Dans son dernier tour d'horizon des principales évolutions financières et économiques, Muzinich examine les conséquences d'un assouplissement des droits de douane américains.
La semaine a été courte aux États-Unis, le lundi marquant l’investiture présidentielle de Donald Trump et le Martin Luther King Jr. Day, un jour férié fédéral. Le Federal Open Market Committee (FOMC) est entré dans sa période de black-out avant sa réunion politique des 28 et 29 janvier, laissant les investisseurs sans nouveaux signaux sur la politique monétaire.
Pendant ce temps, de nombreux dirigeants du monde étaient absents pour assister à la réunion annuelle du Forum économique mondial à Davos, et le calendrier économique, généralement peu chargé au cours de la troisième semaine du mois, a vu les quelques événements notables se concentrer sur le vendredi. Par conséquent, les investisseurs n’avaient pas grand-chose à se mettre sous la dent en dehors des titres de l’actualité, qui étaient en grande partie axés sur la nouvelle administration américaine.
«Top Trumps»
Si l’action immédiate des prix sur les marchés financiers était un indicateur fiable de la réussite et de l’approbation des annonces, des solutions ou des considérations politiques, les investisseurs ont semblé donner un coup de pouce retentissant, les marchés ayant largement produit des rendements solides.
Les rendements du Trésor américain sont restés stables, surpassant légèrement les obligations d’État européennes, dont les rendements ont légèrement augmenté après la publication de l’indice des directeurs d’achat de la zone euro[1]. Le rapport PMI s’est amélioré pour le deuxième mois consécutif, l’indice global revenant en territoire expansionniste.
L’indice global est passé de 49,6 en décembre à 50,2 en janvier, dépassant la prévision médiane de 49,7. L’amélioration a été généralisée dans la zone euro, l’indice PMI manufacturier allemand passant de 48,0 à 50,1 et celui de la France de 47,5 à 48,3. Ces données sont encourageantes et indiquent que l’économie de la zone euro pourrait être sur la voie de la reprise au premier trimestre. En outre, l’impact des menaces tarifaires américaines a été atténué.

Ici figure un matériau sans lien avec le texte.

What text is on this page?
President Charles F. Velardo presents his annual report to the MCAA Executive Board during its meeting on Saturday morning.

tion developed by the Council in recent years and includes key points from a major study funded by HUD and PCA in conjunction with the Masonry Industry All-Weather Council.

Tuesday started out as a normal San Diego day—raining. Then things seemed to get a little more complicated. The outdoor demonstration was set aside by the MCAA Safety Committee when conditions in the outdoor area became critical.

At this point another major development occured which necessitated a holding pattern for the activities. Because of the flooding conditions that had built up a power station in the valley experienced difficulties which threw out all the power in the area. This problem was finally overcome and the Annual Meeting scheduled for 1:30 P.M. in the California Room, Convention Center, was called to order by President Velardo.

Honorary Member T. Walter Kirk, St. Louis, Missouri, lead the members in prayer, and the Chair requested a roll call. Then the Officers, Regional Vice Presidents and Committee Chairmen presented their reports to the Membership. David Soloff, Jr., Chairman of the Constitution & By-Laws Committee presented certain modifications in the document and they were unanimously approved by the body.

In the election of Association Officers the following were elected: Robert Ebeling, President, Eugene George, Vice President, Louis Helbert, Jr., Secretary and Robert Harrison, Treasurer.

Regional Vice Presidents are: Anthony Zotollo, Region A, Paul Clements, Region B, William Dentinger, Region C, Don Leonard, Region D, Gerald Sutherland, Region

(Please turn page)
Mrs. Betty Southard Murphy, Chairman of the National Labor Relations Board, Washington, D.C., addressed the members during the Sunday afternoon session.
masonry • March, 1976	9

Malgré des données économiques positives, la Banque centrale européenne (BCE) devrait assouplir sa politique de 25 points de base lors de sa prochaine réunion, prévue le 30 janvier. Cela reflète sa conviction que les pressions inflationnistes sont contenues. S’exprimant à Davos, Christine Lagarde, présidente de la BCE, s’est déclarée «très confiante dans le fait que l’inflation continuera à ralentir»[2].
Faire une randonnée
Le principal événement pour les marchés obligataires la semaine dernière a été la réunion de politique monétaire de la Banque du Japon (BOJ). Les investisseurs ont largement anticipé un nouveau resserrement, en particulier après le discours du gouverneur adjoint Ryozo Himino au début du mois,[3] qui a préparé les marchés à une telle évolution et a évité une répétition des problèmes de communication de l’année dernière.
Comme prévu, la BOJ a relevé son taux cible de 25 points de base à 0,50%, un niveau atteint pour la dernière fois en 2008[4]. La déclaration de politique monétaire de la BOJ a notamment omis de mentionner les incertitudes entourant l’économie américaine et les marchés mondiaux. La déclaration comprenait également des révisions à la hausse de ses projections pour l’inflation de base de l’IPC pour les trois années fiscales de son horizon de prévision (voir le graphique de la semaine).
Toutefois, s’adressant aux médias locaux, le gouverneur de la BOJ, Kazuo Ueda, a adopté un ton prudent, s’abstenant de donner des indications explicites sur le calendrier des futures hausses de taux. Le marché des swaps de taux d’intérêt au jour le jour prévoit actuellement une hausse supplémentaire de 25 points de base au quatrième trimestre[5], le sentiment des investisseurs penchant vers la possibilité d’une baisse supplémentaire de 25 points de base, ce qui ramènerait le taux directeur à 1% d’ici la fin de l’année.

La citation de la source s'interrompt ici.